Sisters of the Great War
- By Suzanne Feldman
- 400 pp.
- Reviewed by K.L. Romo
- December 17, 2022
Two women prove their mettle amid the carnage of WWI.
Ruth Duncan’s father is a doctor in Baltimore. Since she was small, she accompanied him on his calls and learned how to diagnose and treat medical conditions. She always planned on following in his footsteps. But it crushed her hopes when he told her, at 12, that girls could not become doctors, only nurses or wives. In August 1914, with World War I underway in Europe, she reluctantly attends the Loyola College of Nursing.
Elise, her sister, has always been different from other girls. She loved what boys were interested in: learning how things worked and how to repair everything from pocket watches to engines. Now, although it’s unconventional to do so, Dr. Duncan depends on her to keep his car running. When, during a chance encounter, Elise witnesses a woman (dressed as a man) kiss another woman, something inside her stirs.
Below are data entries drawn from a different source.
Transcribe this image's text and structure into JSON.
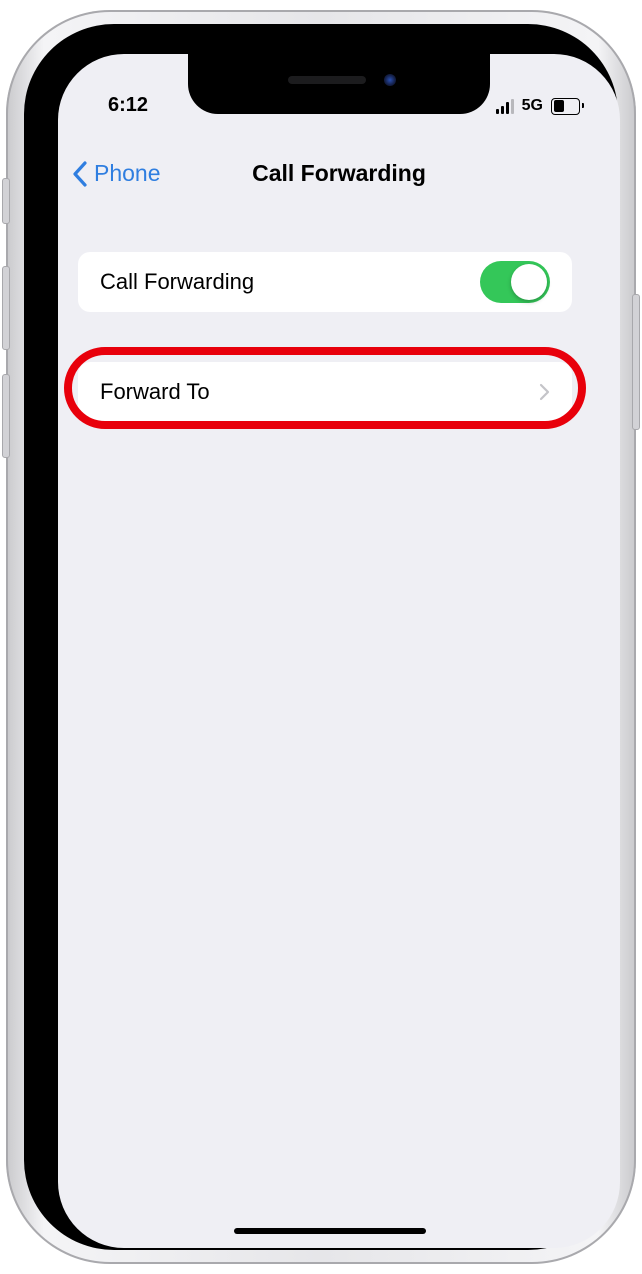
{
  "status_bar": {
    "time": "6:12",
    "network": "5G",
    "signal_bars_active": 3,
    "signal_bars_total": 4,
    "battery_level": 0.45
  },
  "nav": {
    "back_icon": "chevron-left-icon",
    "back_label": "Phone",
    "title": "Call Forwarding"
  },
  "settings": {
    "call_forwarding": {
      "label": "Call Forwarding",
      "toggle_on": true
    },
    "forward_to": {
      "label": "Forward To",
      "icon": "chevron-right-icon"
    }
  },
  "colors": {
    "accent_blue": "#2f7ee0",
    "toggle_green": "#34c759",
    "highlight_red": "#e8000b",
    "background": "#efeff4",
    "chevron_gray": "#c4c4c8"
  }
}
Dr. Duncan doesn’t understand either of his daughters and just wants them to be normal. He thinks Ruth’s ambition to be a doctor is a “pointless dream. Women don’t have the skills. Women don’t have the talent.” He also believes Elise is “lacking something” and is “afflicted with a retardation” because she doesn’t know how to socialize with men.
John Doweling, a friend of the family and a fellow physician, visits from London after enlisting in the Royal Army Medical Corps to work at the front in Belgium. When Ruth confides to him that she, too, wants to be a doctor, he tells her there’s a medical school for women in London and another in France. She now knows her father lied to her. Women can become physicians.
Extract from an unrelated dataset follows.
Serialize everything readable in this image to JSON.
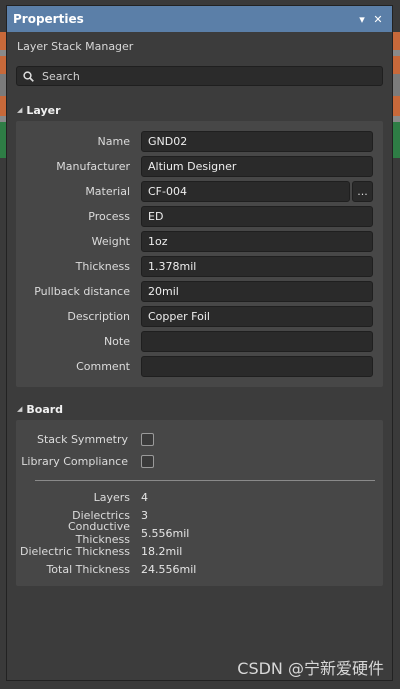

Ruth realizes the only way to gain medical experience is to volunteer to serve at the front alongside John. Her father is livid, but since she’s of age, he can’t stop her. Elise decides to enlist, too, so she can keep an eye on her sister. While Ruth serves in the Medical Corps, Elise will drive for the Ambulance Corps and use her mechanical skills to help maintain the lorries.
Arriving in Ypres, Ruth is assigned as a nurse to one of the 14 casualty-clearing stations. The carnage — beginning with a man whose face has been blown off — unnerves her. As the injured arrive one after another, Ruth assists the doctors struggling to keep up with the overwhelming volume of hideously wounded soldiers. Still, not all the doctors condone the notion of women as their colleagues — or equals.
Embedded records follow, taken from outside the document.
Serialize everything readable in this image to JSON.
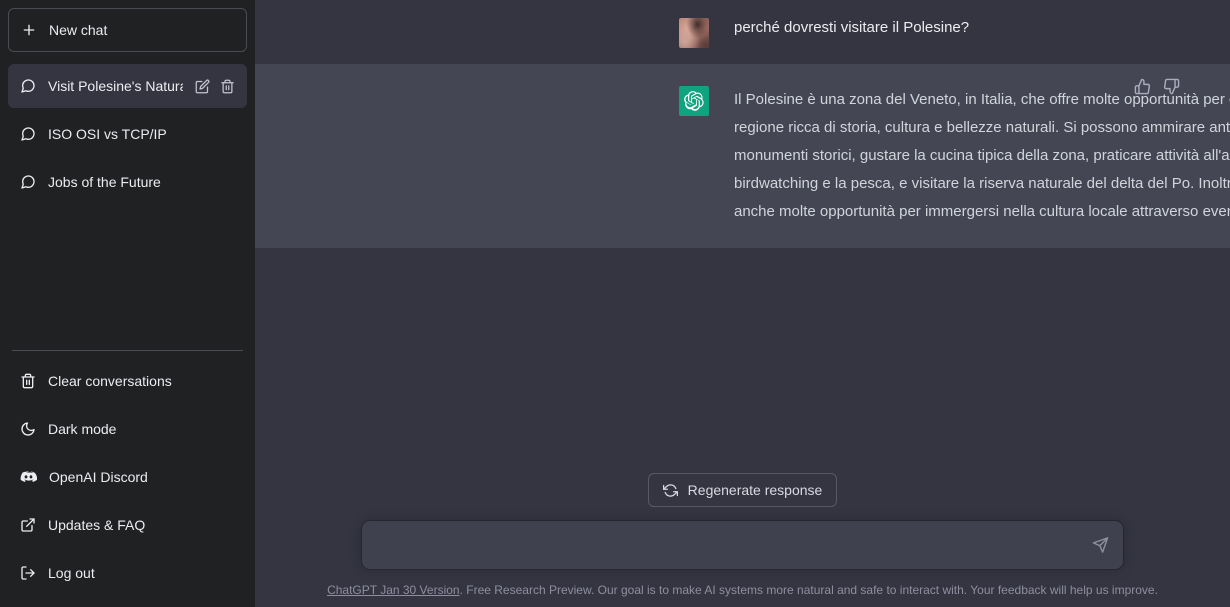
{
  "sidebar": {
    "new_chat_label": "New chat",
    "conversations": [
      {
        "label": "Visit Polesine's Natural",
        "active": true
      },
      {
        "label": "ISO OSI vs TCP/IP",
        "active": false
      },
      {
        "label": "Jobs of the Future",
        "active": false
      }
    ],
    "menu": [
      {
        "label": "Clear conversations",
        "icon": "trash-icon"
      },
      {
        "label": "Dark mode",
        "icon": "moon-icon"
      },
      {
        "label": "OpenAI Discord",
        "icon": "discord-icon"
      },
      {
        "label": "Updates & FAQ",
        "icon": "external-link-icon"
      },
      {
        "label": "Log out",
        "icon": "logout-icon"
      }
    ]
  },
  "thread": {
    "user_message": "perché dovresti visitare il Polesine?",
    "assistant_message": "Il Polesine è una zona del Veneto, in Italia, che offre molte opportunità per chi vuole visitare una regione ricca di storia, cultura e bellezze naturali. Si possono ammirare antichi borghi, chiese e monumenti storici, gustare la cucina tipica della zona, praticare attività all'aria aperta come il birdwatching e la pesca, e visitare la riserva naturale del delta del Po. Inoltre, il Polesine offre anche molte opportunità per immergersi nella cultura locale attraverso eventi, tradizioni e arte."
  },
  "composer": {
    "regenerate_label": "Regenerate response",
    "input_value": "",
    "input_placeholder": ""
  },
  "footer": {
    "version_link": "ChatGPT Jan 30 Version",
    "disclaimer": ". Free Research Preview. Our goal is to make AI systems more natural and safe to interact with. Your feedback will help us improve."
  },
  "colors": {
    "sidebar_bg": "#202123",
    "main_bg": "#343541",
    "assistant_bg": "#444654",
    "brand_green": "#10a37f",
    "input_bg": "#40414f"
  }
}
Meanwhile, Elise drives her lorry through the endless mud to retrieve the injured from packed trains returning from the front and transports them to the appropriate hospital. When their screams rattle her, another driver tells Elise, “Harden your heart. You can’t save everyone.”
As the sisters navigate a frightening world ravaged by injury and death, their strength and dedication will save them in more ways than one.
Author Suzanne Feldman explicitly portrays in Sisters of the Great War the horrors of a battlefield with no rules. She takes readers into a world of shredded bodies in muddy trenches and sawed-off limbs discarded in piles. We feel the shared terror of the soldiers trying to stay alive and the medical staff laboring to save them.
Readers will root for Ruth to achieve her dream of becoming a physician, for Elise to embrace her budding — if socially verboten — homosexuality, and for both sisters to survive. Fans of intense war stories will enjoy this gripping read told from the perspective of women boldly serving in roles usually reserved for men.
[Editor's note: This review originally ran in 2021.]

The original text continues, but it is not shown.